Nous avons de multiples exemples malheureux du vocabulaire juridique hasardeux utilisé dans les directives, négociées entre les États membres dans des langues variées – le plus souvent en anglais – avec des traductions subséquentes. La notion de « menace pour la société française » ne correspond à aucun concept juridique français.
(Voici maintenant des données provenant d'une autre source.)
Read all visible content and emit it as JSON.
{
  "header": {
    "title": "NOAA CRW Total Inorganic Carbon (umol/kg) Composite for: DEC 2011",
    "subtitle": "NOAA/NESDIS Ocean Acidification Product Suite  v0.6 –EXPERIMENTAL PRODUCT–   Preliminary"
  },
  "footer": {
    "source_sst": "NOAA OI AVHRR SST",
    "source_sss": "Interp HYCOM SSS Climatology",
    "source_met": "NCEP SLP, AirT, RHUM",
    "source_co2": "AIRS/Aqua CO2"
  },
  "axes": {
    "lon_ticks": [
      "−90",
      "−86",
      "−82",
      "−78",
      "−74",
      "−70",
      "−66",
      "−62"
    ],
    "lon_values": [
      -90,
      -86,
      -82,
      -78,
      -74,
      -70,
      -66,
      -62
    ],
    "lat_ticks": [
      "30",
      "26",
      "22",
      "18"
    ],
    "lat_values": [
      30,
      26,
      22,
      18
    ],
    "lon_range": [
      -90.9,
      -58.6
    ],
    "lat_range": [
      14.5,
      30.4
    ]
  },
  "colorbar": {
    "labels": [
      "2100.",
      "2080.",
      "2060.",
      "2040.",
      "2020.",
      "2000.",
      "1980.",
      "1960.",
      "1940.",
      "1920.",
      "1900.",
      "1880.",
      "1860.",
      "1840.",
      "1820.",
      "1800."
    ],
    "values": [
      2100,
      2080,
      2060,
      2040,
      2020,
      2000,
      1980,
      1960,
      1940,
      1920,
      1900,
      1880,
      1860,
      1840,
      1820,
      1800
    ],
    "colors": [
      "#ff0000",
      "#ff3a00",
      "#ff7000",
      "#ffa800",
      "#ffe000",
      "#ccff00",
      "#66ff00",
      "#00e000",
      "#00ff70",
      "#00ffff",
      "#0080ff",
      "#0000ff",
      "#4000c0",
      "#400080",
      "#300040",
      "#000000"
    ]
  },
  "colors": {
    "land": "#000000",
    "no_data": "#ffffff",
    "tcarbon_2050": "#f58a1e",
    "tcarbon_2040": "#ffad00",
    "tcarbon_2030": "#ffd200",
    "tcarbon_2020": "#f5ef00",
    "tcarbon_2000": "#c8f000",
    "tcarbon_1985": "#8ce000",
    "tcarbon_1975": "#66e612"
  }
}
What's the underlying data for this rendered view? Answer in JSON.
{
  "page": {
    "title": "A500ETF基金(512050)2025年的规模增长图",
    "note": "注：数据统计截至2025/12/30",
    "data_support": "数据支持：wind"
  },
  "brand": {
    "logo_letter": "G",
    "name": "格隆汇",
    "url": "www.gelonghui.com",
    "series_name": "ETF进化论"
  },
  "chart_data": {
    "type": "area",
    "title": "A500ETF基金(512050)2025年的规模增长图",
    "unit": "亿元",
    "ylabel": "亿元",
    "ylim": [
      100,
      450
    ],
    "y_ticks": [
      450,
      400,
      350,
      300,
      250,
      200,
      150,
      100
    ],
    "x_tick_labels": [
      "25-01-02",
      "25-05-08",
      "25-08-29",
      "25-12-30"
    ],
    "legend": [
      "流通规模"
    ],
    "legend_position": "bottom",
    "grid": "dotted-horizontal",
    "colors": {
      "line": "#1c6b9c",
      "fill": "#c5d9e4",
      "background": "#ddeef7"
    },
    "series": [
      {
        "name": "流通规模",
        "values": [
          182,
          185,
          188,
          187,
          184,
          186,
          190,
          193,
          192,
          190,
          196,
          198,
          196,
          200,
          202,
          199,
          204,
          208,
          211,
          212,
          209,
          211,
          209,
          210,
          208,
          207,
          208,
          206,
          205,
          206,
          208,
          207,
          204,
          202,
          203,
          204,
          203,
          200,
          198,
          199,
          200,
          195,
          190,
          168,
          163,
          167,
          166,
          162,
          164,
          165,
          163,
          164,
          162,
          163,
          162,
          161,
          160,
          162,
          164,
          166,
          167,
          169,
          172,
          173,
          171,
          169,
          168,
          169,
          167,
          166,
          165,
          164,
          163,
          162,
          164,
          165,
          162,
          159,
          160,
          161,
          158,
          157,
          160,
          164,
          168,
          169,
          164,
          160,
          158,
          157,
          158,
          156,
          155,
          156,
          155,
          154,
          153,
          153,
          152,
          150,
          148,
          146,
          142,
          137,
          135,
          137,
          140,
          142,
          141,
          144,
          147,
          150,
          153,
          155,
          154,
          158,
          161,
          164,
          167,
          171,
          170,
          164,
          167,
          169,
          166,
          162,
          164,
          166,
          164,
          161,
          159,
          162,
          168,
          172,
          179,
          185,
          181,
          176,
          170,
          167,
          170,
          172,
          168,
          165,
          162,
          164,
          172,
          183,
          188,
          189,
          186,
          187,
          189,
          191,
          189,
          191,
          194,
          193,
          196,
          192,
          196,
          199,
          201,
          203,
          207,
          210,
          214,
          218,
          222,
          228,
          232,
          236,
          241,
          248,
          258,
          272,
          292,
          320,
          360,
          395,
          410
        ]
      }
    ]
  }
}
Je ne vois donc pas, madame la ministre, ce qui s’opposerait à ce que nous lui substituions celle de « menace grave pour la sécurité publique ou la sûreté de l’État ».
Je trouve dommageable que, à cause d’un vocabulaire défectueux d’une directive qui ne nous lie en aucune manière en droit, nous écrivions une loi française sur un sujet de cette importance dans un langage qui n’a aucune pertinence.
Applaudissements sur les travées du groupe socialiste et républicain, ainsi que sur des travées du groupe du Rassemblement Démocratique et Social Européen.
Nous aurions été prêts à nous laisser convaincre par les avis donnés par le rapporteur et la ministre s’ils avaient été plus explicites…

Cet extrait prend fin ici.